3-2 Bacteria and fungi
The vaccine, including where applicable the diluent supplied for reconstitution, complies with the test for sterility prescribed in the monograph Vaccines for veterinary use (0062).
3-3 Residual live virus
This test may be omitted for batch release, as stated in the monograph Vaccines for veterinary use (0062).
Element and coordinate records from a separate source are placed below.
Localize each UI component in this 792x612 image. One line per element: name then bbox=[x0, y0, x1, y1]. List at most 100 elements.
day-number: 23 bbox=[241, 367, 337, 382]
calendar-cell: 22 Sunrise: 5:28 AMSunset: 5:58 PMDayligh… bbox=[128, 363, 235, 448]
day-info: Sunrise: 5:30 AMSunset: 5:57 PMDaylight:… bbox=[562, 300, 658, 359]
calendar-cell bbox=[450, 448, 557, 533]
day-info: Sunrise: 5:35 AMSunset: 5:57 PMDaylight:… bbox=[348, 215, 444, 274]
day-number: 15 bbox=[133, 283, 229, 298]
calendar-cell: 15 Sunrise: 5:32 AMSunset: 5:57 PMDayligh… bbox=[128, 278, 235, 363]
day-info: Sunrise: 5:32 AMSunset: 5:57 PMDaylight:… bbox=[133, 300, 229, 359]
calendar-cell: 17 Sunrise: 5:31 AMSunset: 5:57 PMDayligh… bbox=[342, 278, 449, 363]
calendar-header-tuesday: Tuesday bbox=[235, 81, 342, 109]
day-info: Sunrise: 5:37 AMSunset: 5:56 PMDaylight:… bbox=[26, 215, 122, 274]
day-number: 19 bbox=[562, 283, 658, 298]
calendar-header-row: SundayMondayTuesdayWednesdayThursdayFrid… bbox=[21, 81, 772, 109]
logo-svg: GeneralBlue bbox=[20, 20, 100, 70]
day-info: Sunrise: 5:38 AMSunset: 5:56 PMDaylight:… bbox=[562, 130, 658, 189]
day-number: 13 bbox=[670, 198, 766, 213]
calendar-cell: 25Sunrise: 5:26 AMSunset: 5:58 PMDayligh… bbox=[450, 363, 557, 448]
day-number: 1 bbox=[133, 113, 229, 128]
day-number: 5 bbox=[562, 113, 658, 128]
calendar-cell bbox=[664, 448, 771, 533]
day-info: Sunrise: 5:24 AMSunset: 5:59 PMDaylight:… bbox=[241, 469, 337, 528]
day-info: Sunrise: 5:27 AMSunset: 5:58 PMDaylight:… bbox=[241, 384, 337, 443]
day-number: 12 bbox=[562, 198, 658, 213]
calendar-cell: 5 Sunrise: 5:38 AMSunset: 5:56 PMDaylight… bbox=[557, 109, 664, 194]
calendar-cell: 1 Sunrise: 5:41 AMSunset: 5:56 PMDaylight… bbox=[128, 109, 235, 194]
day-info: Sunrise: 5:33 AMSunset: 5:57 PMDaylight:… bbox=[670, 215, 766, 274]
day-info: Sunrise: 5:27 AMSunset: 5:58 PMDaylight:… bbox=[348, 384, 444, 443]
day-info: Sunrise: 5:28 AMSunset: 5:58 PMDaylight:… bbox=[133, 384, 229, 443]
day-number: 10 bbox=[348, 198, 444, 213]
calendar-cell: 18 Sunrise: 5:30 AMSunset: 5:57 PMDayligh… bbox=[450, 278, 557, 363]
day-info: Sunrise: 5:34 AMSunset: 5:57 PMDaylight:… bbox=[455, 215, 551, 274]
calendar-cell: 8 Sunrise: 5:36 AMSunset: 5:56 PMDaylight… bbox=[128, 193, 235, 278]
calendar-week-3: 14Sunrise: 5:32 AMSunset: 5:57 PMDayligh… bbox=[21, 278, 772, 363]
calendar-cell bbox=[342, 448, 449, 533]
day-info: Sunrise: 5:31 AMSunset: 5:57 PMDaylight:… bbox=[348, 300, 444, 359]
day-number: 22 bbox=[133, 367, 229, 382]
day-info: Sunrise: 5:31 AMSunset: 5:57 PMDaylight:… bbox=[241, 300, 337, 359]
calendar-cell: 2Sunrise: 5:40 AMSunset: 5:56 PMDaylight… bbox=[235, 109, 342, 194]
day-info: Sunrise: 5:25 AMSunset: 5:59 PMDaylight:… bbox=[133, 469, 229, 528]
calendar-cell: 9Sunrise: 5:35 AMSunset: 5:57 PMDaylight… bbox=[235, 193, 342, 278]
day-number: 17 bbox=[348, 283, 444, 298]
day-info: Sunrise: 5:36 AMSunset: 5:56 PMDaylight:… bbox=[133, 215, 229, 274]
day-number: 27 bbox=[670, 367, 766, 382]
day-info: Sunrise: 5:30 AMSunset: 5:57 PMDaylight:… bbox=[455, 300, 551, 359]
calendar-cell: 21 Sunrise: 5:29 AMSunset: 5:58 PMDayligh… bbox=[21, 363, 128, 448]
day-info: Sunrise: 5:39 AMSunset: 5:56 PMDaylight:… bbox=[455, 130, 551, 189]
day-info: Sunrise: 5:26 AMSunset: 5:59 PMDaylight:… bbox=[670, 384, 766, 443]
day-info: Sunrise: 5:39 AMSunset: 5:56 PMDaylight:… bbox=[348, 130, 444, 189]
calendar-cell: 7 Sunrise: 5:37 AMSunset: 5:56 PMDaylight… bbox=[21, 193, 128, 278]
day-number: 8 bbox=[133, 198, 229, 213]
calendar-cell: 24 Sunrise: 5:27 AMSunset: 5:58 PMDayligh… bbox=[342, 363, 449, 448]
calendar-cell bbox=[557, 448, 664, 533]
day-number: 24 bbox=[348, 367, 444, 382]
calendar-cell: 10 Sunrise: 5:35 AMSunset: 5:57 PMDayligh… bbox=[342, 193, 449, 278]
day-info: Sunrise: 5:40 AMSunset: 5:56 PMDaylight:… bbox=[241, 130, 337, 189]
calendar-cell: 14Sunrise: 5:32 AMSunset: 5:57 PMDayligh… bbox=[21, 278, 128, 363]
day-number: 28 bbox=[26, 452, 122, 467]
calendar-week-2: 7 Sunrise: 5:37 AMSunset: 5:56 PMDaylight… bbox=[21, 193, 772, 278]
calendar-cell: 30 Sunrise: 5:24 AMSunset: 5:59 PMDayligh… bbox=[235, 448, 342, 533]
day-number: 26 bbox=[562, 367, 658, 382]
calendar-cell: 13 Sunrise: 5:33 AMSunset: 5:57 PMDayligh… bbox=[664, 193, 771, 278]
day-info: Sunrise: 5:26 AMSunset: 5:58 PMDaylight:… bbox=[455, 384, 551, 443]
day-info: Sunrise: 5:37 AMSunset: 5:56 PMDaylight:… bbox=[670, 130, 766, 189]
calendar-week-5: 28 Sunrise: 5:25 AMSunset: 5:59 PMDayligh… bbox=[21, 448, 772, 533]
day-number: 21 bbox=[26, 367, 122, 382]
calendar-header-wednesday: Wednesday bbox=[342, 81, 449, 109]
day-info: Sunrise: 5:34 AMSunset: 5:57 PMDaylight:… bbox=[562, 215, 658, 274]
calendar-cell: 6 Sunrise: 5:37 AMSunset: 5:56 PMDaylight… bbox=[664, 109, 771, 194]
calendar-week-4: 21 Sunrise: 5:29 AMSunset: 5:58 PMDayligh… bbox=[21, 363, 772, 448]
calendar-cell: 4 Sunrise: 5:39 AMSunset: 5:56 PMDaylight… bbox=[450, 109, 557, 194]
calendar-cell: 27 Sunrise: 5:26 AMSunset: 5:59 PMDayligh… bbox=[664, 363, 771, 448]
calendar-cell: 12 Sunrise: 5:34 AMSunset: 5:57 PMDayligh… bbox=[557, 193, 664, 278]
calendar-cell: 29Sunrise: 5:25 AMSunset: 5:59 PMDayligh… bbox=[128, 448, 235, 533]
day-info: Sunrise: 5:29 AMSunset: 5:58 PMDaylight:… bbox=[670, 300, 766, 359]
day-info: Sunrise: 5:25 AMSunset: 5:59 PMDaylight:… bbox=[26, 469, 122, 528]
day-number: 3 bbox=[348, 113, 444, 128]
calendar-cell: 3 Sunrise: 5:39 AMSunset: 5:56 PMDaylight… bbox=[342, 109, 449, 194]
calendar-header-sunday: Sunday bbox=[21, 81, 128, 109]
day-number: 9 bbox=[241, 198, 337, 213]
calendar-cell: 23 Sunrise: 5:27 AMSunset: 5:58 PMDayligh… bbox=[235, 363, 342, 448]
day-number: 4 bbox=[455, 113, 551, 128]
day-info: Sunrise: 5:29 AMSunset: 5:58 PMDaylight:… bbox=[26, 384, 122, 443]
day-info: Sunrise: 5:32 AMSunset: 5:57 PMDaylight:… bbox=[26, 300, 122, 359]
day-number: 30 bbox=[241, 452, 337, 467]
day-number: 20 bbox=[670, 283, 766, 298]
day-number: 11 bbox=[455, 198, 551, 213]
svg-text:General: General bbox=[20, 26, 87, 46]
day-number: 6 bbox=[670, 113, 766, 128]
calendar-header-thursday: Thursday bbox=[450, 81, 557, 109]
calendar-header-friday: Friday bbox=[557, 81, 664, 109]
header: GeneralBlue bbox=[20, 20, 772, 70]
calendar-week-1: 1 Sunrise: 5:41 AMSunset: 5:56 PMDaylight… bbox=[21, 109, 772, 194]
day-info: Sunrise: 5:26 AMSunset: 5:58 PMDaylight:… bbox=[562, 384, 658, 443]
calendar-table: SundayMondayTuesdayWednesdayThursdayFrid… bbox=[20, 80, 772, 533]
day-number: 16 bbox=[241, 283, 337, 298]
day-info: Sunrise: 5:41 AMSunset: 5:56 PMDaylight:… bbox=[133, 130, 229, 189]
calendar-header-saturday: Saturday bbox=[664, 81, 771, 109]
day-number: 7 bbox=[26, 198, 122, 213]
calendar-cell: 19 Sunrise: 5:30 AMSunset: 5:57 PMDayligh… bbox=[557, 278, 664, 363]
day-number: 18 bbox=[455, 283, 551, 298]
If the vaccine contains inactivated virus, carry out a test for residual live feline leukaemia virus by making 2 passages on susceptible cell cultures. The vaccine complies with the test if no virus is detected. If the vaccine contains an adjuvant, if possible separate the adjuvant from the liquid phase by a method that does not inactivate the virus or otherwise interfere with the detection of live viruses.
3-4 Potency
The vaccine complies with the requirements of the test prescribed under Immunogenicity (section 2-2-2) when administered by a recommended route and method.